Inchworm quasi Monte Carlo for quantum impurities

TL;DR

This paper introduces a quasi Monte Carlo approach using Sobol sequences to improve the efficiency of inchworm Monte Carlo methods for quantum impurity models, enabling better handling of complex multi-orbital systems.

Contribution

It demonstrates the application of quasi Monte Carlo techniques to inchworm Monte Carlo, achieving enhanced convergence and extending applicability to more complex impurity models.

Findings

Achieved $1/N$ convergence with quasi Monte Carlo.

Extended inchworm method to multi-orbital Anderson impurity models.

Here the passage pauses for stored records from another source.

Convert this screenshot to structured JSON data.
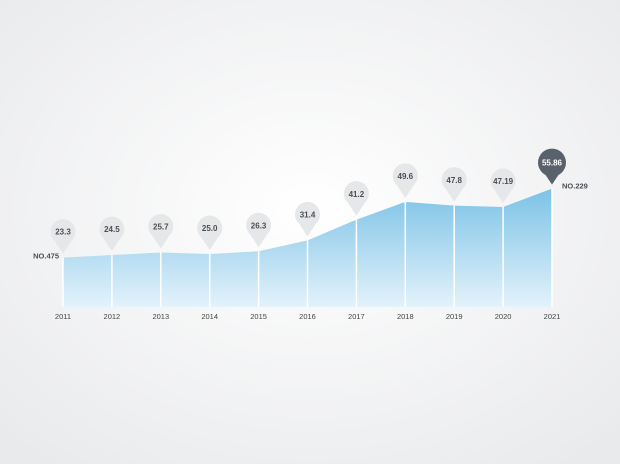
{
  "chart_data": {
    "type": "area",
    "categories": [
      "2011",
      "2012",
      "2013",
      "2014",
      "2015",
      "2016",
      "2017",
      "2018",
      "2019",
      "2020",
      "2021"
    ],
    "values": [
      23.3,
      24.5,
      25.7,
      25.0,
      26.3,
      31.4,
      41.2,
      49.6,
      47.8,
      47.19,
      55.86
    ],
    "value_labels": [
      "23.3",
      "24.5",
      "25.7",
      "25.0",
      "26.3",
      "31.4",
      "41.2",
      "49.6",
      "47.8",
      "47.19",
      "55.86"
    ],
    "annotations": [
      "NO.475",
      "NO.229"
    ],
    "color": "#7cc2e6",
    "pin_color": "#e5e7e9",
    "highlight_color": "#59626c"
  }
}
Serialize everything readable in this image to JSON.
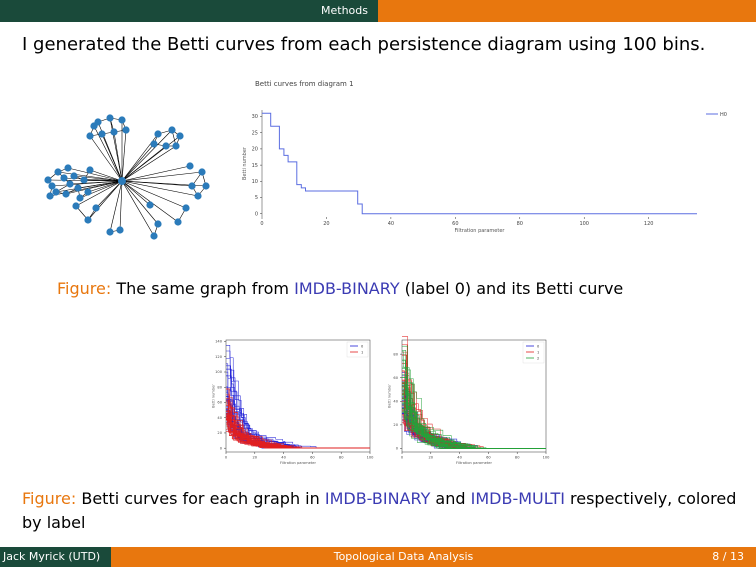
{
  "header": {
    "section": "Methods"
  },
  "statement": "I generated the Betti curves from each persistence diagram using 100 bins.",
  "figure1": {
    "caption_label": "Figure:",
    "caption_pre": "The same graph from ",
    "caption_dataset": "IMDB-BINARY",
    "caption_post": " (label 0) and its Betti curve",
    "chart_data": {
      "type": "line",
      "title": "Betti curves from diagram 1",
      "xlabel": "Filtration parameter",
      "ylabel": "Betti number",
      "xlim": [
        0,
        135
      ],
      "ylim": [
        -1,
        32
      ],
      "xticks": [
        0,
        20,
        40,
        60,
        80,
        100,
        120
      ],
      "yticks": [
        0,
        5,
        10,
        15,
        20,
        25,
        30
      ],
      "legend_position": "top-right",
      "series": [
        {
          "name": "H0",
          "color": "#5b6ee1",
          "x": [
            0,
            2.7,
            2.7,
            5.4,
            5.4,
            6.8,
            6.8,
            8.1,
            8.1,
            10.8,
            10.8,
            12.2,
            12.2,
            13.5,
            13.5,
            29.7,
            29.7,
            31.1,
            31.1,
            135
          ],
          "y": [
            31,
            31,
            27,
            27,
            20,
            20,
            18,
            18,
            16,
            16,
            9,
            9,
            8,
            8,
            7,
            7,
            3,
            3,
            0,
            0
          ]
        }
      ]
    }
  },
  "figure2": {
    "caption_label": "Figure:",
    "caption_pre": "Betti curves for each graph in ",
    "caption_ds1": "IMDB-BINARY",
    "caption_mid": " and ",
    "caption_ds2": "IMDB-MULTI",
    "caption_post": " respectively, colored by label",
    "chart_data": [
      {
        "type": "line",
        "xlabel": "Filtration parameter",
        "ylabel": "Betti number",
        "xlim": [
          0,
          100
        ],
        "ylim": [
          -5,
          142
        ],
        "xticks": [
          0,
          20,
          40,
          60,
          80,
          100
        ],
        "yticks": [
          0,
          20,
          40,
          60,
          80,
          100,
          120,
          140
        ],
        "legend_position": "top-right",
        "series": [
          {
            "name": "0",
            "color": "#1f1fd6",
            "peaks": [
              135,
              118,
              95,
              80,
              68,
              62,
              55,
              50,
              46,
              42
            ]
          },
          {
            "name": "1",
            "color": "#e11f1f",
            "peaks": [
              78,
              70,
              65,
              58,
              52,
              48,
              45,
              40,
              36,
              32
            ]
          }
        ]
      },
      {
        "type": "line",
        "xlabel": "Filtration parameter",
        "ylabel": "Betti number",
        "xlim": [
          0,
          100
        ],
        "ylim": [
          -3,
          92
        ],
        "xticks": [
          0,
          20,
          40,
          60,
          80,
          100
        ],
        "yticks": [
          0,
          20,
          40,
          60,
          80
        ],
        "legend_position": "top-right",
        "series": [
          {
            "name": "0",
            "color": "#1f1fd6",
            "peaks": [
              62,
              55,
              48,
              44,
              40,
              38,
              35,
              30
            ]
          },
          {
            "name": "1",
            "color": "#e11f1f",
            "peaks": [
              88,
              72,
              65,
              58,
              52,
              46,
              40,
              36
            ]
          },
          {
            "name": "2",
            "color": "#23a23a",
            "peaks": [
              82,
              75,
              68,
              60,
              54,
              48,
              42,
              38
            ]
          }
        ]
      }
    ]
  },
  "footer": {
    "author": "Jack Myrick  (UTD)",
    "title": "Topological Data Analysis",
    "page": "8 / 13"
  }
}
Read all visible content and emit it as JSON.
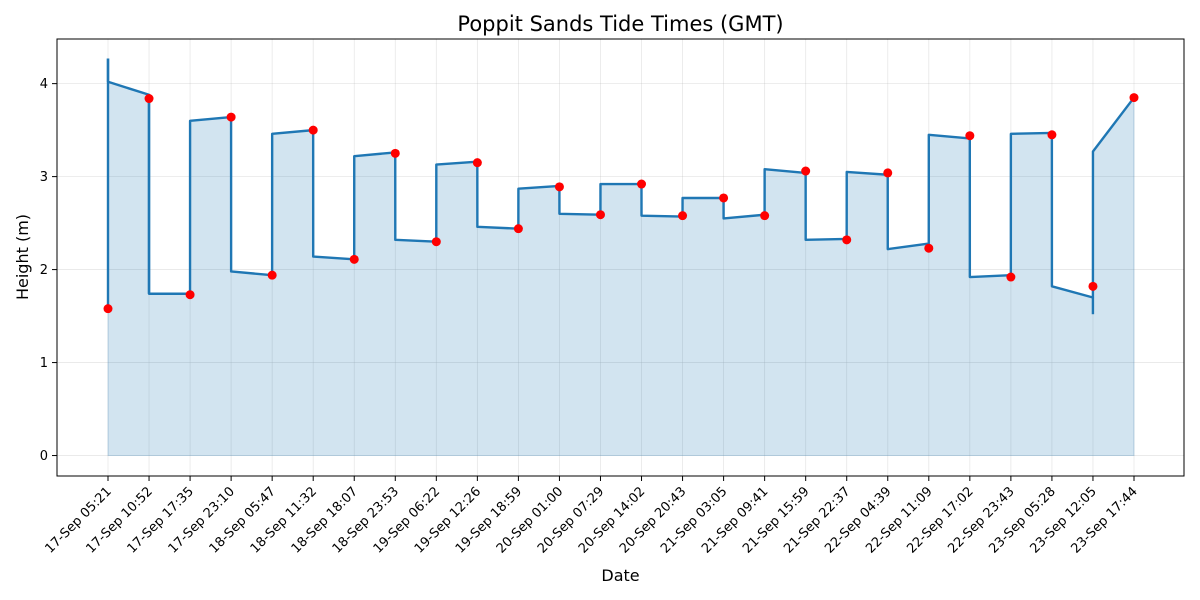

Reduced computational cost for complex quantum impurity simulations.

Abstract

The inchworm expansion is a promising approach to solving strongly correlated quantum impurity models due to its reduction of the sign problem in real and imaginary time. However, inchworm Monte Carlo is computationally expensive, converging as $1/\sqrt{N}$ where $N$ is the number of samples. We show that the imaginary time integration is amenable to quasi Monte Carlo, with enhanced $1/N$ convergence, by mapping the Sobol low-discrepancy sequence from the hypercube to the simplex with the so-called Root transform. This extends the applicability of the inchworm method to, e.g., multi-orbital Anderson impurity models with off-diagonal hybridization, relevant for materials simulation, where continuous time hybridization expansion Monte Carlo has a severe sign problem.